The steel box in which to lock the mini workstation
When it starts shipping in December, the box will come in a base i3 model for US$700 and then offer the following options:
- i3, i3, i7, or Xenon CPUs
- Integrated Intel HDS 530 or discrete nVideo M620 2GB GFX graphics
- Three or four DisplayPort v1.2 ports for monitors
- Up to 16GB RAM in two slots
- Max single 1.5TB hard drive or SSD drive
- Single M.2 slot
- Up top five USB 3.0 ports and two Type C ports
- Headphone and audio out
- Ethernet port, WiFi and Bluetooth v4.2
- Optional serial port
- Windows 7, 10 or Linux
- External power supply
My advice: get at least an i5 CPU in any computer. Good news: the RAM and hard drive are user-replaceable, unlike the products from a certain company whose name starts with A and ends with -PPLE.
Q: How is the graphics board upgraded?
A: You need to replace the motherboard.
Q: I see no Thunderbolt ports.
A: Thunderbolt is not supported.
Q: What kind of serial port is available?
A: It is a 9-pin serial port that uses an analog signal that cannot be hacked digitally.
Q: Is the M620 graphic for desktop computers or a mobile GPU?

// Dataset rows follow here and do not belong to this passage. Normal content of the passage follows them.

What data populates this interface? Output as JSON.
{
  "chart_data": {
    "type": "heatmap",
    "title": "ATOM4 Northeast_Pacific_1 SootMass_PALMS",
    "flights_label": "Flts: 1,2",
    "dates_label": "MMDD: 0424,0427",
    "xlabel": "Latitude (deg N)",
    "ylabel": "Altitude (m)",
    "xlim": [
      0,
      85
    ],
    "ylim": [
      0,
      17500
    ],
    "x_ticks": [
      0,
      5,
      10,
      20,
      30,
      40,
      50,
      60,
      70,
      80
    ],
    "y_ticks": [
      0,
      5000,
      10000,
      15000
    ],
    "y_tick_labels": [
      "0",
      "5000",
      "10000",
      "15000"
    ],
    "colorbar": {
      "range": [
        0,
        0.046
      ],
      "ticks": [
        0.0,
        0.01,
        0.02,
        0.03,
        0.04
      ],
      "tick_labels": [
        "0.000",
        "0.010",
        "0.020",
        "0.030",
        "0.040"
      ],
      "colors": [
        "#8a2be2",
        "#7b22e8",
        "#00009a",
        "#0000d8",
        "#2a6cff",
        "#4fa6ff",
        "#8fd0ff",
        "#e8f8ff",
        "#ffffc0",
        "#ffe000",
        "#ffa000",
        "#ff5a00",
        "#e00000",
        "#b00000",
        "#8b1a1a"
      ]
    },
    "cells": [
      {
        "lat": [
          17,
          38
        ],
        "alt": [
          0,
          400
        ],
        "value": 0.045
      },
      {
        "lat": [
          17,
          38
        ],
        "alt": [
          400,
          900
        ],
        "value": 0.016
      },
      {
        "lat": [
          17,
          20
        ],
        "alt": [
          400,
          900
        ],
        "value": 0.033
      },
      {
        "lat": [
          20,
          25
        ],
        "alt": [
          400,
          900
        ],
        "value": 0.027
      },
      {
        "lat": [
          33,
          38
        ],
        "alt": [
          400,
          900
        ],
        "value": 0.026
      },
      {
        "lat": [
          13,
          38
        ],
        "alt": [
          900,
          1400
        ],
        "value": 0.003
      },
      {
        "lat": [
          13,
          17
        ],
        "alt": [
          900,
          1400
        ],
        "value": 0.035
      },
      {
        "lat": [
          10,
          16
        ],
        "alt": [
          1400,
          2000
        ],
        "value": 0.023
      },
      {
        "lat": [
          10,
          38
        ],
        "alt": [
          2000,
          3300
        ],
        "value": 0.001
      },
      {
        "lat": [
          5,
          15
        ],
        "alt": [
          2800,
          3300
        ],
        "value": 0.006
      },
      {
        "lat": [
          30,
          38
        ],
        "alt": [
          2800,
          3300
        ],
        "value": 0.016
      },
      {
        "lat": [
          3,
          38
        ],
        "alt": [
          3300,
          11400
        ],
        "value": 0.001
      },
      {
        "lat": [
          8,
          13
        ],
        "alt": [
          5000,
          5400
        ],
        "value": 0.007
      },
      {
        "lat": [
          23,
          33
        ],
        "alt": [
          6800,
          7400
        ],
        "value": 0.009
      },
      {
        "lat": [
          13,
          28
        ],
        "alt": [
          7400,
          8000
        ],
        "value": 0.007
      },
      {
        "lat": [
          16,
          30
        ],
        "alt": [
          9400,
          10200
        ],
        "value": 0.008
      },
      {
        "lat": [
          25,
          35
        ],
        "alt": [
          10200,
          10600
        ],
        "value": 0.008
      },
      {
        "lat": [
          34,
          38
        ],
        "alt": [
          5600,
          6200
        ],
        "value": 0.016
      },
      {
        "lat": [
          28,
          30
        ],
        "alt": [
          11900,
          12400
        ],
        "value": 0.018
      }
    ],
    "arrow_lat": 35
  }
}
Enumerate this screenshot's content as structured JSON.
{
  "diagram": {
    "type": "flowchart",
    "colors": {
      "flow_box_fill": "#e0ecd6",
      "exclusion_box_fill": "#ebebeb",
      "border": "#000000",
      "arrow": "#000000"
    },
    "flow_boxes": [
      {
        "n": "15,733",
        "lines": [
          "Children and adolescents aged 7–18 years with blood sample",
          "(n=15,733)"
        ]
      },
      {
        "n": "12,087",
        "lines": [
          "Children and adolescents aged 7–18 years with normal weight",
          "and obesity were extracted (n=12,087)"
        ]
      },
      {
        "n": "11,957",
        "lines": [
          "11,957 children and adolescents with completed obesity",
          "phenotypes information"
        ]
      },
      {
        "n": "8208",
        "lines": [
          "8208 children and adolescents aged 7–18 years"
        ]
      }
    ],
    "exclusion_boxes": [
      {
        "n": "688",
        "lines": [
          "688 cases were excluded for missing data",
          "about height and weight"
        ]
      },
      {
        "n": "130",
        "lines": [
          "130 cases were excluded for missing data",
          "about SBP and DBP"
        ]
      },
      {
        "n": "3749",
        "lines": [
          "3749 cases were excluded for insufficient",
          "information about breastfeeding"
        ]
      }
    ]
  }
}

A: It is a new mobile GPU from nVidia.
Q: How does it handle six displays with four ports?
A: Two of the six displays are daisy-chained.
Q: Is 32GB of RAM a hard maximum?
Q: What is the minimum configuration?
A: i3 6200 CPU, 4GB non-ECC RAM, and 500GB hard drive.
Q: How can HJ compete with Apple?
A: We are going after CAD-focused designers, who Apple has abandoned, such as users of AutoCAD, Solidworks, Revit, and ArchiCAD.
Q: How does the power-on work?
A: The remote power-on function is in the BIOS, and works with any USB keyboard on the market. You can click the mouse or press a key on the keyboard. It is initially disabled in the BIOS so that the computer doesn't exhibit unexpected behavior, so you have to go into the BIOS to turn on the features.
Q: How large is the power adapter?
A: There are two power adapters, the same ones as used for some HP laptops. One is 200W for the nVidia graphics and the other 135W for Intel graphics.
Q: Is it difficult to replace the SSD (solid state drive)?
A: The memory is the most tool-free part of the system; you need to just remove one screw to replace the hard drive.
Q: What is the noise level on idle?
A: 29db at full load and 17db at idle.